La Semaine nationale de la jeunesse a connu son épilogue ce week-end à Mbour. Présidant la cérémonie de clôture devant un parterre d’autorités administratives, d’élus territoriaux et de partenaires, le Premier ministre Ousmane Sonko a profité de cette tribune pour redéfinir le rôle attendu de la nouvelle génération face aux défis économiques et sociaux du pays.
Le thème de cette édition, axé sur l’olympisme, a servi de point de départ à l’intervention du chef du gouvernement. Selon les informations relayées par Sud Quotidien, Ousmane Sonko a invité l’assistance à dépasser la simple célébration de la victoire sportive pour épouser ce qu’il nomme une « civilisation de l’effort ». Cette approche requiert, selon lui, de privilégier la discipline, le respect de l’adversaire et la performance collective au détriment de la quête de gloire individuelle.

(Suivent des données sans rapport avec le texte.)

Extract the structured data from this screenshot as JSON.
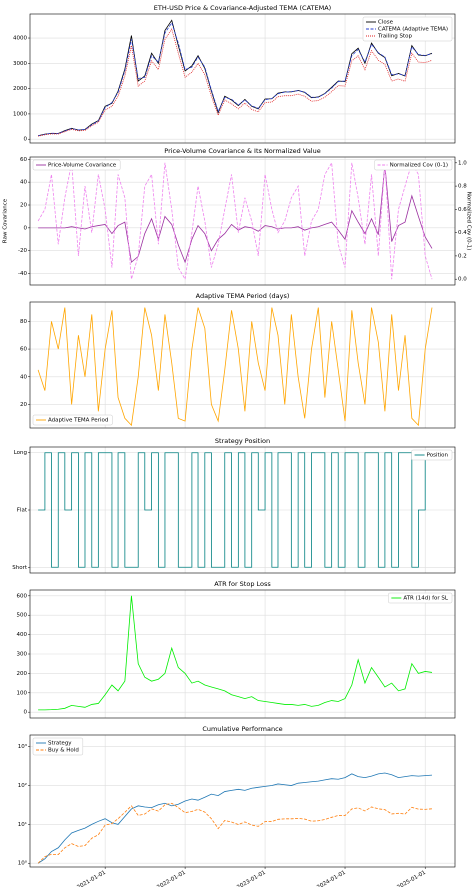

En perspective du 66e anniversaire de l’indépendance et des Jeux Olympiques de la Jeunesse (JOJ) Dakar 2026, il a rappelé aux jeunes qu’ils sont « les constructeurs d’un Sénégal en mouvement » et non les héritiers d’une nation en déclin.

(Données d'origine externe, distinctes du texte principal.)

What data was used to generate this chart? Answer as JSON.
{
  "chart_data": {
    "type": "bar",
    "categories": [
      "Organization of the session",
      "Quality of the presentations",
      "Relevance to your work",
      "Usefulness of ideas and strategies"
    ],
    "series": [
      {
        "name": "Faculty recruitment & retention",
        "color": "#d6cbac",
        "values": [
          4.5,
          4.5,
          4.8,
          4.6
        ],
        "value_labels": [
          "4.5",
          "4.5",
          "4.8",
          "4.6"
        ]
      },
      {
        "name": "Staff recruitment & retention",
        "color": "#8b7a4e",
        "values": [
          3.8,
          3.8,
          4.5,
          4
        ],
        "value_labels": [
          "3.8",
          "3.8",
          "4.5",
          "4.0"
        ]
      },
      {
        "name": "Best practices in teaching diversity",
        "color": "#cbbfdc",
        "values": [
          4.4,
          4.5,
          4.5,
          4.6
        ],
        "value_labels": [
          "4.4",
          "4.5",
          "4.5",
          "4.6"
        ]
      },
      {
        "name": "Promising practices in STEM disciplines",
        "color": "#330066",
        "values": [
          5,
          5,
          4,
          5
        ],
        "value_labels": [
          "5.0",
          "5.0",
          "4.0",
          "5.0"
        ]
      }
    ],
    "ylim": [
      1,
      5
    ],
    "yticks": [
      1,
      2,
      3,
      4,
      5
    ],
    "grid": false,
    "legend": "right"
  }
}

Cette mobilisation de la jeunesse est d’autant plus sollicitée que le contexte économique reste complexe. Le Premier ministre a exposé les contraintes financières auxquelles l’État fait actuellement face. Il a notamment pointé du doigt une dette héritée importante qui restreint les marges de manœuvre budgétaires, couplée à une conjoncture mondiale en ébullition. Le prix du baril de pétrole, dépassant largement les prévisions initiales, et la difficulté croissante à mobiliser des ressources extérieures constituent des freins majeurs détaillés lors de son discours.

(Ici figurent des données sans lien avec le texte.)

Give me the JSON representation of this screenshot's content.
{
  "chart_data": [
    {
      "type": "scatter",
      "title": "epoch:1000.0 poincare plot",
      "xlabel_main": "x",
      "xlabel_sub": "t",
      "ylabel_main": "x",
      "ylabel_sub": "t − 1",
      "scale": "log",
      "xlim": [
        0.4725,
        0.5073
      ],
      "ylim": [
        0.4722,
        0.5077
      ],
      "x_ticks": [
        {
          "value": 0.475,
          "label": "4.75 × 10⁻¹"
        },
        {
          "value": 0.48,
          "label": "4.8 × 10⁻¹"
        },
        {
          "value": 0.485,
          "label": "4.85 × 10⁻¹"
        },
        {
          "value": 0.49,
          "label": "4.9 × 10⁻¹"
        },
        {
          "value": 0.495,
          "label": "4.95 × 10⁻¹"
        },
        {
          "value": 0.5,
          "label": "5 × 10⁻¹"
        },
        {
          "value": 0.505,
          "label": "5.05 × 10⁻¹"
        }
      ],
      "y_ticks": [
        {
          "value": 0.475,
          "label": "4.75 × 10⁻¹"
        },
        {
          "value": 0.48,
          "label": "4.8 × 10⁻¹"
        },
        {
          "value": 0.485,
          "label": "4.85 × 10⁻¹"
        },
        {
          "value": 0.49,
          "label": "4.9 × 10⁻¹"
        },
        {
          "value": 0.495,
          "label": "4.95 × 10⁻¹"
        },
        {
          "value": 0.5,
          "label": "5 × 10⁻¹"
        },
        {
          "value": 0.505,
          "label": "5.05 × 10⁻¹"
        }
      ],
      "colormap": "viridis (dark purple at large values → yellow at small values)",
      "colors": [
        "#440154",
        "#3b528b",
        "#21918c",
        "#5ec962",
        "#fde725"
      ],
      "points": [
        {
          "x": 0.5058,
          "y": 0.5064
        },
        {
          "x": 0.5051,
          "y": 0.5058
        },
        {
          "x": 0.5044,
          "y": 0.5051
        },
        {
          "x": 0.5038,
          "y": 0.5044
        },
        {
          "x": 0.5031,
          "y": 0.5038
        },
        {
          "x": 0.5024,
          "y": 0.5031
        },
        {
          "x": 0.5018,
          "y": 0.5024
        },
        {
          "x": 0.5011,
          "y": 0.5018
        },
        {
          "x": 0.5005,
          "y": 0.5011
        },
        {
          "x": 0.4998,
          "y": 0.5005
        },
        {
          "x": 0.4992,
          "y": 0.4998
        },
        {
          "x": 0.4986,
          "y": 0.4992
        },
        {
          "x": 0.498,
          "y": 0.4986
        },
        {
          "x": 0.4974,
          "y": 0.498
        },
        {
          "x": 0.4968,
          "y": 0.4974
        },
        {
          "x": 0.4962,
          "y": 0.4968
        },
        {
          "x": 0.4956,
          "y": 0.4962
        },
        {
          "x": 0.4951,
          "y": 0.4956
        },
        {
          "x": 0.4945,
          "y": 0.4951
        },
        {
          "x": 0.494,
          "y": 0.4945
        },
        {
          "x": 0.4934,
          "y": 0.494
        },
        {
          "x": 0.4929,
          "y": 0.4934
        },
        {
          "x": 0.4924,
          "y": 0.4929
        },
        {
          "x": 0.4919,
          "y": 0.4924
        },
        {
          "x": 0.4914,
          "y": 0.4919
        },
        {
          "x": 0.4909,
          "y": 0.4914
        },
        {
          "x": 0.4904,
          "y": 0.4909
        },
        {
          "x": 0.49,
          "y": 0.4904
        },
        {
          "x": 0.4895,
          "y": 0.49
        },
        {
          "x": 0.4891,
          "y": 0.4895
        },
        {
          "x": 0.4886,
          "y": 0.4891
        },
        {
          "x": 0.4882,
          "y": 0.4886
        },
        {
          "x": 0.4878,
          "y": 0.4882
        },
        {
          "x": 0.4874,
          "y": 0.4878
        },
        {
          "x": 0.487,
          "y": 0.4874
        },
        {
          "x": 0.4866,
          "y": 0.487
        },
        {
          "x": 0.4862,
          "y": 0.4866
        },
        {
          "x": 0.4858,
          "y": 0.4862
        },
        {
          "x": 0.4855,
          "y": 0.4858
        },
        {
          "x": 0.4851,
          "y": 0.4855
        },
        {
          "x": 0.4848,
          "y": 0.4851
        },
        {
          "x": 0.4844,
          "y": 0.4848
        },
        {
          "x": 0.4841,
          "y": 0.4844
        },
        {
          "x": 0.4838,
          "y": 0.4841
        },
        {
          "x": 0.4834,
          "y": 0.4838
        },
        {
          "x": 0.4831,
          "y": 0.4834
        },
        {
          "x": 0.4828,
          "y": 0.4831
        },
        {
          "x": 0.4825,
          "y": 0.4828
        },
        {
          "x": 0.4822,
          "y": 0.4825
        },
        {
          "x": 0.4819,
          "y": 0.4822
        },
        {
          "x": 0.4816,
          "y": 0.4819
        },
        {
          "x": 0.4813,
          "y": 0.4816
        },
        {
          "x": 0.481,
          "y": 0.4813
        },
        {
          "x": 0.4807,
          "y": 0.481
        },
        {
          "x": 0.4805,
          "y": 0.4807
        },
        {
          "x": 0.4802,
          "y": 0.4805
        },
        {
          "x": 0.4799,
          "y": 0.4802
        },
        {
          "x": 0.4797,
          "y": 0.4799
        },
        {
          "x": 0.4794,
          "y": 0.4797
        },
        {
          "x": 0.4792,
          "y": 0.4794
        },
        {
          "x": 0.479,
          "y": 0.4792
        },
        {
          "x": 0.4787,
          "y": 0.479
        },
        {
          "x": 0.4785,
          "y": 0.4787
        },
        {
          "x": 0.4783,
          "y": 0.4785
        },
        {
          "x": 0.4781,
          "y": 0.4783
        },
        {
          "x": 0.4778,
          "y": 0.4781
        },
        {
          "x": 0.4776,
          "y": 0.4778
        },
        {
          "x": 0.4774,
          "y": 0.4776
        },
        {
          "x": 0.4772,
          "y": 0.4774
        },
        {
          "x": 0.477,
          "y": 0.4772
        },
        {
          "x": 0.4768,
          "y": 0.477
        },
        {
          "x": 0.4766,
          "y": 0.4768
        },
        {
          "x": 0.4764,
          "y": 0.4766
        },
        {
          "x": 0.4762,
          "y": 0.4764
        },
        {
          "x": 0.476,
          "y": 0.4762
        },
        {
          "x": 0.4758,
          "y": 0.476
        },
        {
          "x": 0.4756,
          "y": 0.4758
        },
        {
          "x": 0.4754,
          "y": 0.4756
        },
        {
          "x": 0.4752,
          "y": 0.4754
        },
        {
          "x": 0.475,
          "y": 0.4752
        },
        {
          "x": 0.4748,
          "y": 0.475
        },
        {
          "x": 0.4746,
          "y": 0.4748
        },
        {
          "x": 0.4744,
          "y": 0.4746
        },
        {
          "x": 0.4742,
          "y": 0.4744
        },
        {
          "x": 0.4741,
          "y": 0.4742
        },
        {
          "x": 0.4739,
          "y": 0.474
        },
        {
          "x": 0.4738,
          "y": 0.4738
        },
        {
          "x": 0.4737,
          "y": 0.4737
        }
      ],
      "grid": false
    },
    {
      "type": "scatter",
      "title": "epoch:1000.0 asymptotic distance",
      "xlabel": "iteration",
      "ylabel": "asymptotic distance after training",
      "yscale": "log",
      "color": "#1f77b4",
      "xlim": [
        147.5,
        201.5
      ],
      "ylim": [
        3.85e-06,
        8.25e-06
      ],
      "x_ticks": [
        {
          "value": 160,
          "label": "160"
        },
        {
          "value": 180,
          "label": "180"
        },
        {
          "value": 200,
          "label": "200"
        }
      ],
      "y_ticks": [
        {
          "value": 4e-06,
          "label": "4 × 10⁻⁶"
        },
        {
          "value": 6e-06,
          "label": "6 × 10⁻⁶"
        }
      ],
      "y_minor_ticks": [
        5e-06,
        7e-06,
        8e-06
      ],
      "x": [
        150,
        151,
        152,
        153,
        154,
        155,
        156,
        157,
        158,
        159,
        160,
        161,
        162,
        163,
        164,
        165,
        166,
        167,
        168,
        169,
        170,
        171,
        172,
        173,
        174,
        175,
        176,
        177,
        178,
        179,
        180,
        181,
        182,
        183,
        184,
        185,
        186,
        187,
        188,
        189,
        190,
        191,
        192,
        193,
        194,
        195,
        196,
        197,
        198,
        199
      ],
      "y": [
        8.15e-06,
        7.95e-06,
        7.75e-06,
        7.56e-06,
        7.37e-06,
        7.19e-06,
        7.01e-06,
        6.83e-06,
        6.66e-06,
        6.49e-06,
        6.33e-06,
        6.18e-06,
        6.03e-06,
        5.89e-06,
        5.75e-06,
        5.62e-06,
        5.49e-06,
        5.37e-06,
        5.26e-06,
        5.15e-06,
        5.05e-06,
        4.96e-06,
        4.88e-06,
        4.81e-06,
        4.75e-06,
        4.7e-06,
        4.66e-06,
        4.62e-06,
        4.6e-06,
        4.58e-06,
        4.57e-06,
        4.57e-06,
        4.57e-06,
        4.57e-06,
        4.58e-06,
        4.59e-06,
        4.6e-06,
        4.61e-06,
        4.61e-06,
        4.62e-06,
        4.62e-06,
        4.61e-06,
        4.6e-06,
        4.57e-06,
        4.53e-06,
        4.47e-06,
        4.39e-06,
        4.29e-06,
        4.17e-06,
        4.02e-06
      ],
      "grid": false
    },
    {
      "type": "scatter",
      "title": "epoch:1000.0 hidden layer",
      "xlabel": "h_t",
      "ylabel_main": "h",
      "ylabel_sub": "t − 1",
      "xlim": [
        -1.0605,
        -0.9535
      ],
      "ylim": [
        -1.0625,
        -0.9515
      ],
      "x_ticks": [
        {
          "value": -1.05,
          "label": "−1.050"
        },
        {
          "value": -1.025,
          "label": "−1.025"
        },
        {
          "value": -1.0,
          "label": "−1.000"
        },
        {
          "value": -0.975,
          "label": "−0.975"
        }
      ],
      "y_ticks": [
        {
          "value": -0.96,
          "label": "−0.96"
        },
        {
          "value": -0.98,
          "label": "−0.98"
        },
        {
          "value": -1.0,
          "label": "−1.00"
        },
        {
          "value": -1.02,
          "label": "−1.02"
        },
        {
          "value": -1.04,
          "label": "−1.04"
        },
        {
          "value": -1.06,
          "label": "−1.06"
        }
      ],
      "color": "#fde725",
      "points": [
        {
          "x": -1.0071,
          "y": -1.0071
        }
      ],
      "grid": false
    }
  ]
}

Face à ces paramètres, la ligne directrice s’appuie sur la résilience et l’unité nationale. Ousmane Sonko a réitéré l’importance d’une jeunesse « éveillée et consciente », qu’il considère comme le socle indispensable d’un développement endogène et durable. Clôturant son propos, il a exhorté la nouvelle génération à faire preuve de responsabilité pour porter les ambitions de souveraineté du pays, l’invitant à prouver au monde les capacités de production d’une Afrique qui s’appuie sur ses propres forces.